Santa Clara County fire district mergers recommended after audits suggest mismanagement

Citing alleged mismanagement that potentially put thousands of residents at risk, auditors are recommending the Santa Clara County Board of Supervisors consider merging the Los Altos Hills and South Santa Clara County fire districts, along with the Santa Clara County Central Fire Protection District.

A May 22 audit found the Los Altos Hills district spent funds on infrastructure outside the district’s purview, kept records at private residences and used private legal services instead of the county’s own lawyers.

The South Santa Clara County district’s audit pointed out that nearly 33,000 residents are not under the jurisdiction of any one fire district in the county, a concern that’s only grown in recent years.

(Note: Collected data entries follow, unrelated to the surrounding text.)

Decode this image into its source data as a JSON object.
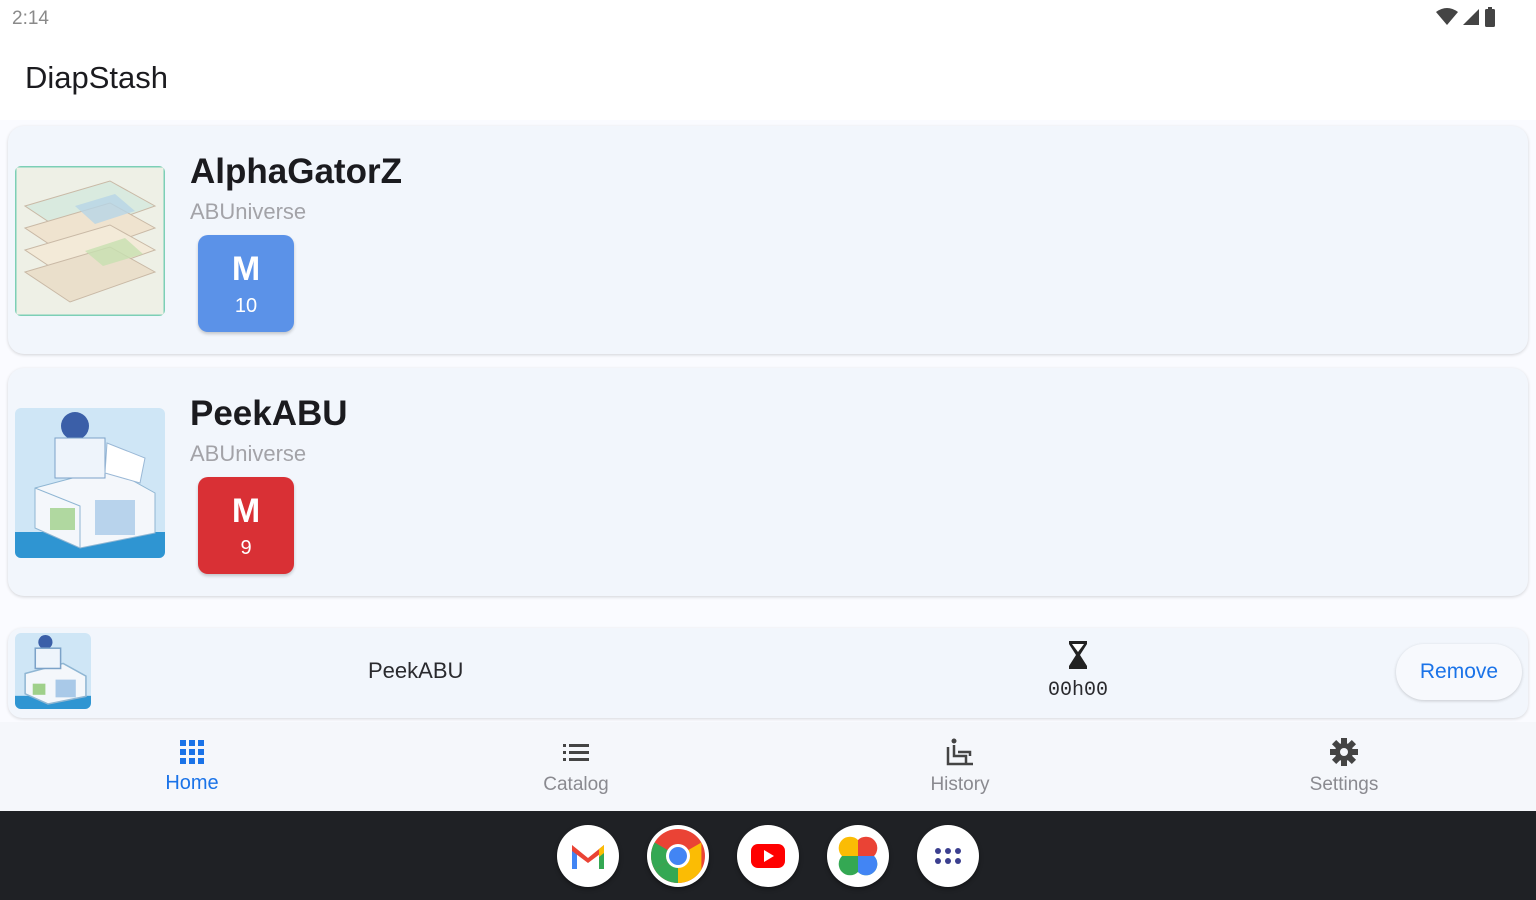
{
  "status": {
    "time": "2:14"
  },
  "app": {
    "title": "DiapStash"
  },
  "products": [
    {
      "name": "AlphaGatorZ",
      "brand": "ABUniverse",
      "size": "M",
      "count": "10",
      "color": "#5b92e8"
    },
    {
      "name": "PeekABU",
      "brand": "ABUniverse",
      "size": "M",
      "count": "9",
      "color": "#d93035"
    }
  ],
  "current": {
    "name": "PeekABU",
    "elapsed": "00h00",
    "remove_label": "Remove"
  },
  "nav": {
    "items": [
      {
        "label": "Home",
        "icon": "grid-icon",
        "active": true
      },
      {
        "label": "Catalog",
        "icon": "list-icon",
        "active": false
      },
      {
        "label": "History",
        "icon": "history-icon",
        "active": false
      },
      {
        "label": "Settings",
        "icon": "gear-icon",
        "active": false
      }
    ]
  },
  "dock": [
    "gmail-icon",
    "chrome-icon",
    "youtube-icon",
    "photos-icon",
    "app-drawer-icon"
  ],
  "colors": {
    "accent": "#1a73e8",
    "card": "#f2f6fc"
  }
}
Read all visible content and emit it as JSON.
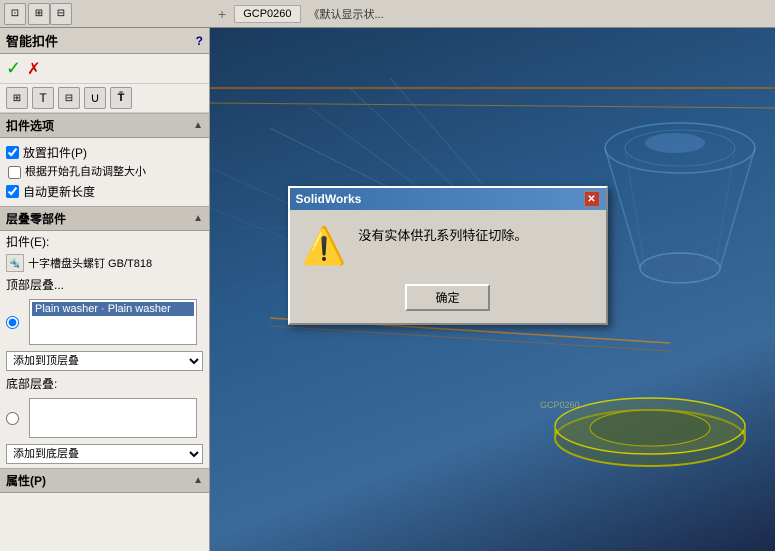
{
  "toolbar": {
    "title": "智能扣件",
    "help_label": "?",
    "confirm_label": "✓",
    "cancel_label": "✗"
  },
  "icon_buttons": [
    {
      "name": "icon-btn-1",
      "label": "⊞"
    },
    {
      "name": "icon-btn-2",
      "label": "T"
    },
    {
      "name": "icon-btn-3",
      "label": "⊟"
    },
    {
      "name": "icon-btn-4",
      "label": "∪"
    },
    {
      "name": "icon-btn-5",
      "label": "T"
    }
  ],
  "fastener_options": {
    "section_label": "扣件选项",
    "place_fastener_label": "放置扣件(P)",
    "place_fastener_checked": true,
    "auto_adjust_label": "根据开始孔自动调整大小",
    "auto_adjust_checked": false,
    "auto_update_label": "自动更新长度",
    "auto_update_checked": true
  },
  "stack_section": {
    "section_label": "层叠零部件",
    "fastener_label": "扣件(E):",
    "fastener_value": "十字槽盘头螺钉 GB/T818",
    "top_stack_label": "顶部层叠...",
    "stack_item": "Plain washer · Plain washer",
    "add_top_label": "添加到顶层叠",
    "bottom_stack_label": "底部层叠:",
    "add_bottom_label": "添加到底层叠"
  },
  "properties_section": {
    "label": "属性(P)"
  },
  "viewport": {
    "gcp_label": "GCP0260",
    "status_label": "《默认显示状..."
  },
  "dialog": {
    "title": "SolidWorks",
    "message": "没有实体供孔系列特征切除。",
    "ok_label": "确定",
    "icon": "⚠"
  }
}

The audit also found the Los Altos Hills Fire District violating the Brown Act, designed to protect the public’s access to government meetings.

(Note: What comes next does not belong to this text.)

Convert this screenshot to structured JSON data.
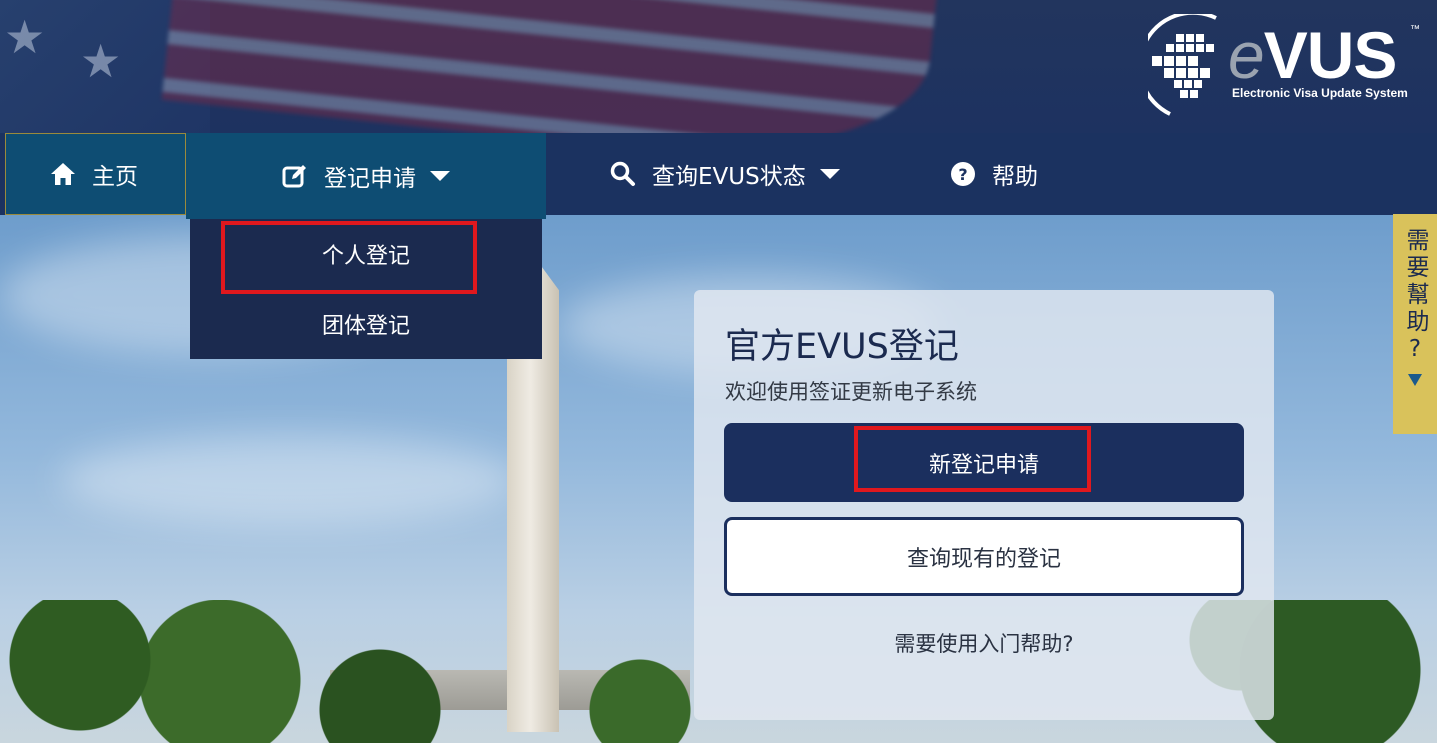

“I think there has been, there are some irregularities, for me there are some concerns, I don’t want to exactly call it sloppiness, because I’m not sure thats the right term, but there are some irregularities that have caught my attention,” said Board of Supervisors President Cindy Chavez of the Los Altos Hills district.

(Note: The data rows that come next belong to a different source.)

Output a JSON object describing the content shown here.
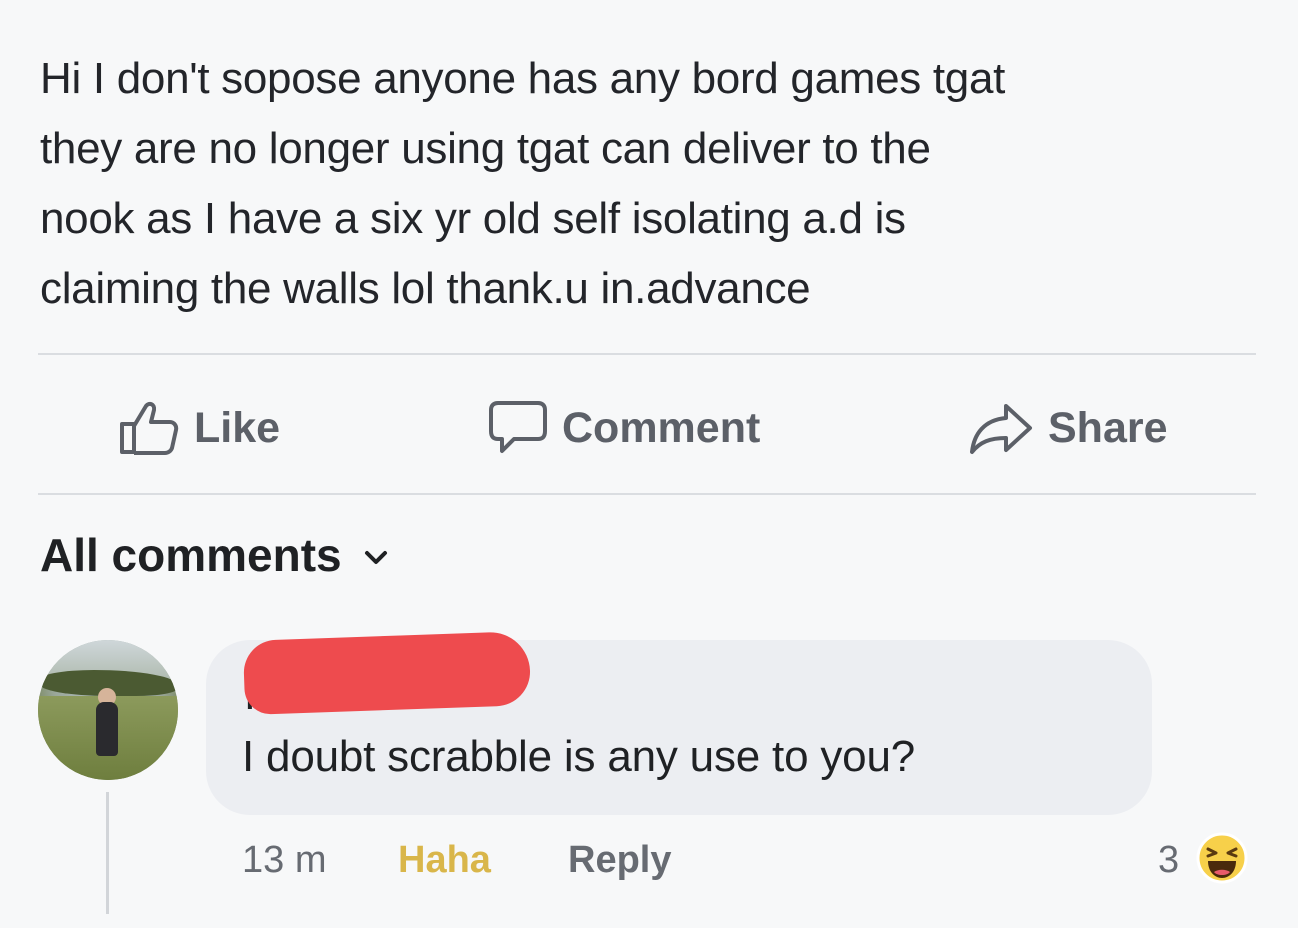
{
  "post": {
    "lines": [
      "Hi I don't sopose anyone has any bord games tgat",
      "they are no longer using tgat can deliver to the",
      "nook as I have a six yr old self isolating a.d is",
      "claiming the walls lol  thank.u in.advance"
    ]
  },
  "actions": {
    "like": "Like",
    "comment": "Comment",
    "share": "Share"
  },
  "comments_header": {
    "label": "All comments"
  },
  "comment": {
    "author_initial": "K",
    "text": "I doubt scrabble is any use to you?",
    "time": "13 m",
    "reaction_label": "Haha",
    "reply_label": "Reply",
    "reaction_count": "3"
  },
  "icons": {
    "like": "thumbs-up-icon",
    "comment": "speech-bubble-icon",
    "share": "share-arrow-icon",
    "dropdown": "chevron-down-icon",
    "reaction": "haha-emoji-icon"
  },
  "colors": {
    "haha": "#d9b64a",
    "redaction": "#ee4b4e",
    "bubble": "#eceef2"
  }
}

Leaders of the districts challenged the findings.

“We have a vehemently strong response to this,” said George Tyson, president of the Los Altos Hills Fire District. “We’ve had three sets of lawyers tell us that everything we’ve done is absolutely correct.”

Auditors also suggested redirecting funds from law enforcement — about $220 million per year — for fire prevention and creation of “defensible space” in the districts

The South Santa Clara County Fire District covers approximately 289 square miles of unincorporated areas with a population of about 53,784. In addition to Los Altos Hills, that district covers Loyola, Los Trancos and San Antonio Hills.

“Each district collects revenue from property tax in its own area. For a long time, because of the property tax values, the South County district has been financially strapped,” said County Executive Jeffrey Smith. “Central county has been in reasonable position … and Los Altos (fire district) has been flush with revenue. So there’s quite a bit of difference between the three.”

With this in mind, auditors say consolidating all districts in the county would help South County ease its budget woes and cover areas not currently protected. It also would ensure the Los Altos Hills district is better monitored.

“We should lean toward the (auditor’s suggestions) not because there isn’t a real challenge with the financial structure but because it reinforces what the actual needs are for the (South County) district,” Chavez said.

The Board of Supervisors is set to discuss the merger Oct. 5. To see the agenda and view the meeting, go to the county’s meeting portal.